Uncertainty over how clearers will handle issues related to segregation and insolvency are hampering preparation for new OTC derivatives rules, UK-based buy-side trade body the Investment Management Association (IMA) has warned.
Speaking to theTRADEnews.com, Jane Lowe, director of markets at the IMA, whose members hold a total of £3.9 trillion assets under management, said institutional investment clients of clearing members were lacking crucial information on segregation arrangements.
“Buy-side traders will be reliant on their clearing members’ relationships with central counterparties (CCPs) and need to ensure their clients’ interests are being protected appropriately,” said Lowe. “But some clearers have not yet responded with the user-friendly solutions we would have expected.”
Lowe said IMA members needed legal documentation with details on how assets will be protected and the types of segregation and other issues related to how clearing members need to interact with a CCP.
Segregation gives money managers the ability to legally and operationally separate their margin collateral and positions in the event that a clearing member or the clearing house itself goes bankrupt.
Although some clearing houses such as Deutsche Börse-owned Eurex and CME Clearing Europe have addressed a number of these issues, Lowe suggested that many other large central counterparties – including LCH.Clearnet and ICE Clear Europe – have been slow to provide detailed descriptions of their offerings.
“The buy-side needs all the CCPs who expect to be in the derivatives clearing space to come up with firm proposals,” said Lowe. “Although aspects of the legislation are yet to be determined, clearers have had certainty on key aspects for some time. A continued lack of clarity on the exact types of segregated account that they will offer, how these will be constructed to ensure appropriate insolvency protection and detailed and realistic rules on how porting will occur, is affecting the ability of the buy-side to finalise their choice of clearing members and CCPs. The fear is that it could mean we end up with sub-optimal client protections.”
Under the European market infrastructure regulation (EMIR), OTC derivatives will have to be standardised where possible so they can be centrally cleared and traded on exchange-like platforms, requiring buy-side firms to commit margin against their swaps exposures to mitigate systemic risk.

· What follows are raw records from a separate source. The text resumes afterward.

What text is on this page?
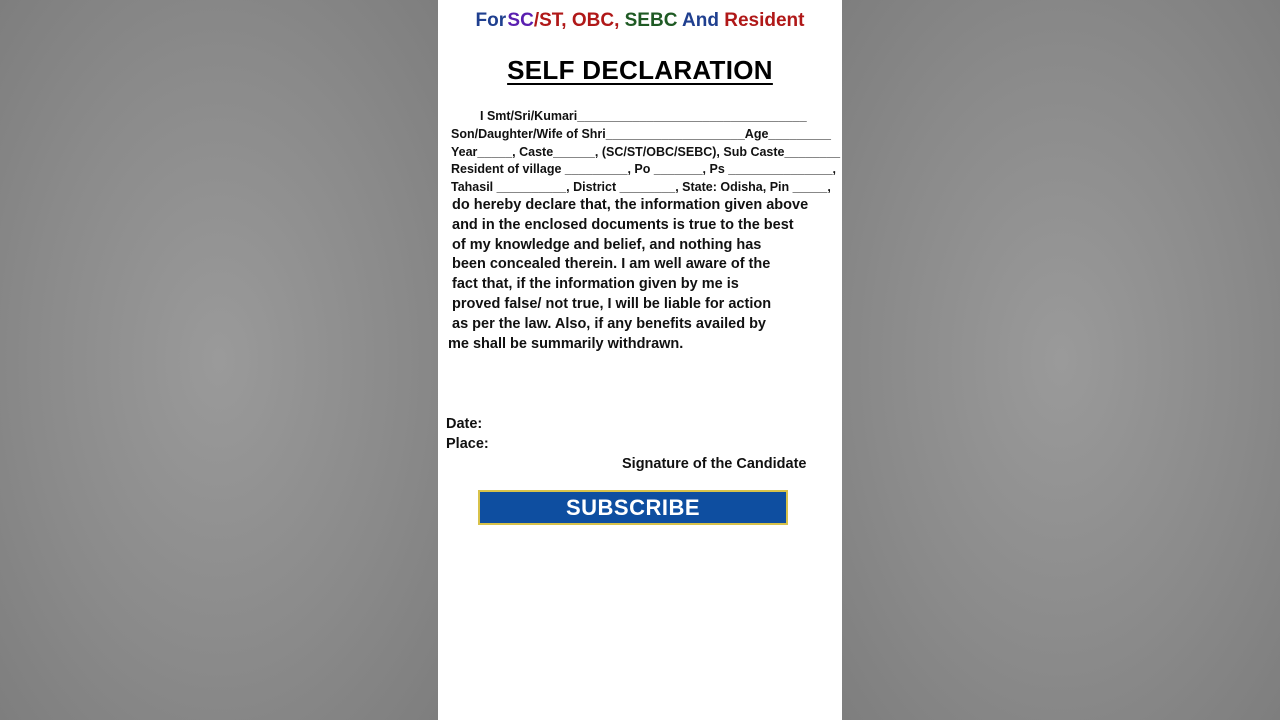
For SC/ST, OBC, SEBC And Resident
SELF DECLARATION
I Smt/Sri/Kumari_________________________________
Son/Daughter/Wife of Shri____________________Age_________
Year_____, Caste______, (SC/ST/OBC/SEBC), Sub Caste________
Resident of village _________, Po _______, Ps _______________,
Tahasil __________, District ________, State: Odisha, Pin _____,
do hereby declare that, the information given above
and in the enclosed documents is true to the best
of my knowledge and belief, and nothing has
been concealed therein. I am well aware of the
fact that, if the information given by me is
proved false/ not true, I will be liable for action
as per the law. Also, if any benefits availed by
me shall be summarily withdrawn.
Date:
Place:
Signature of the Candidate
SUBSCRIBE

Under the regulation, clearers will take the lead in deciding what instruments can be made eligible under a framework overseen by regional securities watchdog the European Securities and Markets Authority (ESMA). Deciding the approach for determining which instruments should be cleared is part of the technical standards for EMIR that are currently being worked out by ESMA, which also include deciding what types of assets can be held as collateral and dealing with swaps that are incompatible with clearing obligations.
Lowe urged CCPs to put forward the types of swaps they deem to be suitable for central clearing sooner rather than later, saying that this is crucial is guiding when institutional investors must clear and when they can choose to clear.
Although EMIR is meant to come into force at the start of 2013, in line with commitments made by the G-20 in its 2009 Pittsburgh summit, Patrick Pearson, head of financial market infrastructure at the European Commission, has admitted that some aspects of the new rules will likely be delayed.
Speaking at the TradeTech Swaps and Derivatives conference in London yesterday, Pearson said Europe will not be subject to mandatory clearing by 1 January 2013 and added that the G-20 may need to revise its timetable for reform, because of the lack of progress globally.
The delay will ease industry fears of rushed regulation after Verena Ross, executive director, ESMA, stated last week that the regulator intends to hold a further consultation on technical standards in June and hold a public hearing in July, leaving ESMA with little over two months to meet its September deadline for completed work on technical standards.